I seriously feel uncomfortable responding to this specific example but here’s the guidance on monoclonals that medical staff have to follow. monoclonals have a tight window. If the parameters aren’t met, i.e., progresssed to severe, then in-hospital treatments are probably best:
“Given the sustained increase in variants resistant to bamlanivimab alone and bamlanivimab/etesevimab, the Assistant Secretary for Preparedness and Response (ASPR) within the U.S. Department of Health and Human Services (HHS) stopped the distribution of both products to California.
The FDA recommends that health care providers in California instead use casirivimab plus imdevimab (i.e., REGEN-COV) therapy until further notice.”
“Monoclonal antibody treatments are not authorized for use in patients who are hospitalized due to COVID-19 OR who require oxygen therapy due to COVID-19 OR who require an increase in baseline oxygen flow rate due to COVID-19 in those on chronic oxygen therapy due to underlying non-COVID-19 related morbidity.”

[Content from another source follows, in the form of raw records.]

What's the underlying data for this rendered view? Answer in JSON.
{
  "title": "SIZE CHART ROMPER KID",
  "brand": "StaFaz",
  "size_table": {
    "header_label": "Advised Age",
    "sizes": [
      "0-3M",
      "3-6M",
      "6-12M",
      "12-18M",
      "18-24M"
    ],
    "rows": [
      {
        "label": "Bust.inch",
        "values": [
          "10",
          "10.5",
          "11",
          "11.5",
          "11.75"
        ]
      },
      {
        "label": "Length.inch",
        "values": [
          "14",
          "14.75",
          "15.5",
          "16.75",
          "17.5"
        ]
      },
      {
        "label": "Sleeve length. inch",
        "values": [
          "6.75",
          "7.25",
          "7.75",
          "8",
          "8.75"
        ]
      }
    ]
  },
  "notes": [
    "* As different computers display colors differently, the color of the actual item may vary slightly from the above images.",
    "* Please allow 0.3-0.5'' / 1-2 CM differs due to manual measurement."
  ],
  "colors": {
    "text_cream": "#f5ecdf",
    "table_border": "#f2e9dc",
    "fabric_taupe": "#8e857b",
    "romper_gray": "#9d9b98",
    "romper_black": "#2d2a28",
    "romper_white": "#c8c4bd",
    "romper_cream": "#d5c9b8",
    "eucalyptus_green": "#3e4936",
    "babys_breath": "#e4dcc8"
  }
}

Can a patient who is asymptomatic receive this treatment?
No
Can a patient without positive results from direct SARS-CoV-2 viral testing receive this treatment?
No
Can a patient who is hospitalized due to COVID-19 receive this treatment?
No
Can a patient requiring oxygen therapy due to COVID-19 receive this treatment?
No
Actually the criteria have changed in the last week. It can be given as post exposure prophylaxis for anyone not vaccinated or at high risk of not mounting a sufficient immune response to the vaccine (immune suppressants, age, etc) with a known exposure prior to developing illness. For those with ongoing exposure (nursing homes, prison etc) it can be repeatedly monthly for as long as documented exposure continues. This is in addition to existing parameters Use in patients with severe disease has been found to be not beneficial and possibly harmful. For those with severe disease a drug called tociluzimab now has an EUA.